Just then the park keeper walked by, and even then he looked as old as time, and almost half as forgetful. He offered a warm smile to Doris, who grabbed it with an eagerness born of need.

(Thank you).

"Thanks," Jeff took one. She made great labour of lighting up.

"Your hand's shaking."

"Yes."

(Out with it. Just say it. Tell him).

"I'm pregnant."

(I did it. Maybe he doesn't care).

"You sure?"

"Yes."

(Of course I'm sure. He doesn't care).

"Jesus Christ."

(He doesn't care).

"Jesus fucking Christ."

They sat in silence for a moment.

(He doesn't care. Why doesn't he say something?)

"Don't you take precautions, for God's sake?"

"                "

(                  )

"So what you going to do?"

(Me? Us. What are we going to do?)

"I don't know."

"You'll have to get rid of it." The need to vomit became unbearable. Doris hurried over to the ladies toilet, where it came burning up her throat. In that moment, she lived and died forever. She walked back to the bench where Jeff stood waiting.
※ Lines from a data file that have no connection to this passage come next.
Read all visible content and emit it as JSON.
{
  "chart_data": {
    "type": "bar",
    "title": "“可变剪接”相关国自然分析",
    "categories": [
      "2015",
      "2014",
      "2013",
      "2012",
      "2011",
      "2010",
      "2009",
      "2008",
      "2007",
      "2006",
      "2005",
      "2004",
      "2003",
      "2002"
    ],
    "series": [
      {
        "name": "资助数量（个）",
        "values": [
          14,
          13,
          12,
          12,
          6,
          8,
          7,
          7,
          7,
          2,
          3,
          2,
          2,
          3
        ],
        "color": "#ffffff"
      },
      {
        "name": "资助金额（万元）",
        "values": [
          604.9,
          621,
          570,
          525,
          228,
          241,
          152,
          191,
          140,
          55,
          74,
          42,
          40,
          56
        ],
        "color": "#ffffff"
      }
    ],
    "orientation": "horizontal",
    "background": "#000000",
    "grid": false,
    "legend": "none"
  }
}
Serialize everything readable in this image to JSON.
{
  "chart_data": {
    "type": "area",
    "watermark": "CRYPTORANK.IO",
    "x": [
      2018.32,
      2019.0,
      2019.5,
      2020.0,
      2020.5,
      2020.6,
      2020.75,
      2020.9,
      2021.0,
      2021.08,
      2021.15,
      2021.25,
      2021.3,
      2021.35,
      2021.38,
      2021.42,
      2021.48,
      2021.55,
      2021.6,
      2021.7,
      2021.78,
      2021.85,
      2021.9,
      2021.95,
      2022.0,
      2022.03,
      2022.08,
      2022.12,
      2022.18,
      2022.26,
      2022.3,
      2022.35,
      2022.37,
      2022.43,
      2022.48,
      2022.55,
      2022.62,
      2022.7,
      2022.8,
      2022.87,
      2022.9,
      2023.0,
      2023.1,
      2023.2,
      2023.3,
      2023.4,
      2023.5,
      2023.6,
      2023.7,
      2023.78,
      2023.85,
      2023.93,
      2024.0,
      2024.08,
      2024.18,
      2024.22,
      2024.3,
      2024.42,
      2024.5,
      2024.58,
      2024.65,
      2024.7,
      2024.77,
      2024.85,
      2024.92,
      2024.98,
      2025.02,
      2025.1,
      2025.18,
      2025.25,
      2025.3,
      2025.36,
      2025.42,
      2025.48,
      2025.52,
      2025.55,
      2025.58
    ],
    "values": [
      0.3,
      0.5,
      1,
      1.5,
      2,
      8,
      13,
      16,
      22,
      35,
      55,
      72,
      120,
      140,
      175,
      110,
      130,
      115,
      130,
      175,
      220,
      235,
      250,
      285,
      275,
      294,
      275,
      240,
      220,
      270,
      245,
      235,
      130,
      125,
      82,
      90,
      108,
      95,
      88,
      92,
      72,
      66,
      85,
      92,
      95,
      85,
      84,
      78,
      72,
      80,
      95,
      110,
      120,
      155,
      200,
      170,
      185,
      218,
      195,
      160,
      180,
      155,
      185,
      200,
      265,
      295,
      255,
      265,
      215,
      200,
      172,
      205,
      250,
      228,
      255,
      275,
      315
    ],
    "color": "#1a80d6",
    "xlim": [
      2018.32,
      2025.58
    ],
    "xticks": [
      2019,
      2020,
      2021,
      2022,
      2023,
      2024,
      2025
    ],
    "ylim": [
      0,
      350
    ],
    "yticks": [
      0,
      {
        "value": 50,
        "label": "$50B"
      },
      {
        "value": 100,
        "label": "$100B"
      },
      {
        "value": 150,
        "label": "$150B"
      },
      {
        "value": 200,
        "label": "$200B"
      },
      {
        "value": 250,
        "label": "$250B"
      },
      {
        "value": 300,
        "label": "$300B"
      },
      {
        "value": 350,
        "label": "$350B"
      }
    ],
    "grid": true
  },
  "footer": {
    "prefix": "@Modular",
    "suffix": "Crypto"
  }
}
"Listen, I've got to go. They'll miss me. Call me. Okay?" She looked down to her feet.

(Oh God oh God oh god oh god.).

"Okay?" Doris glanced up to his cold dark eyes for the briefest of moments. They were like pit shafts descending into the bowels of the earth. Black and dirty. Dirty. As she looked into them some of the filth came off, was blown by the breeze onto her pale white skin.

"Okay?" he insisted.

She said, " Okay." It was the hardest word she had ever been forced to say. With it, she knew he had been set free. The worm had wriggled free.

She never saw him again. She saw him everyday for the rest of her life.

It was all so long ago, akin to a dream. It had been real enough though, and she is strangely thankful for it. Thankful to have known existence, and felt the terrible pain of it. She can almost feel the echo of its sorrow.

Doris is all but dead, and she all but knows it. The fire of her life is fuelled by a few remaining drops of hope, but even they will soon be exhausted. She stands to leave. Walking by the park keeper in his hide-away, he gives a smile of recognition.

Of his routine, she knows it well. Next Friday he will once again mow the lawns, releasing their fragrance into the air, to fill the world with sweet perfume. Doris will be there, to breathe it deeply, gasping for more, until it fills her mind, until she becomes drunk, once again, with that smell of freshly cut grass.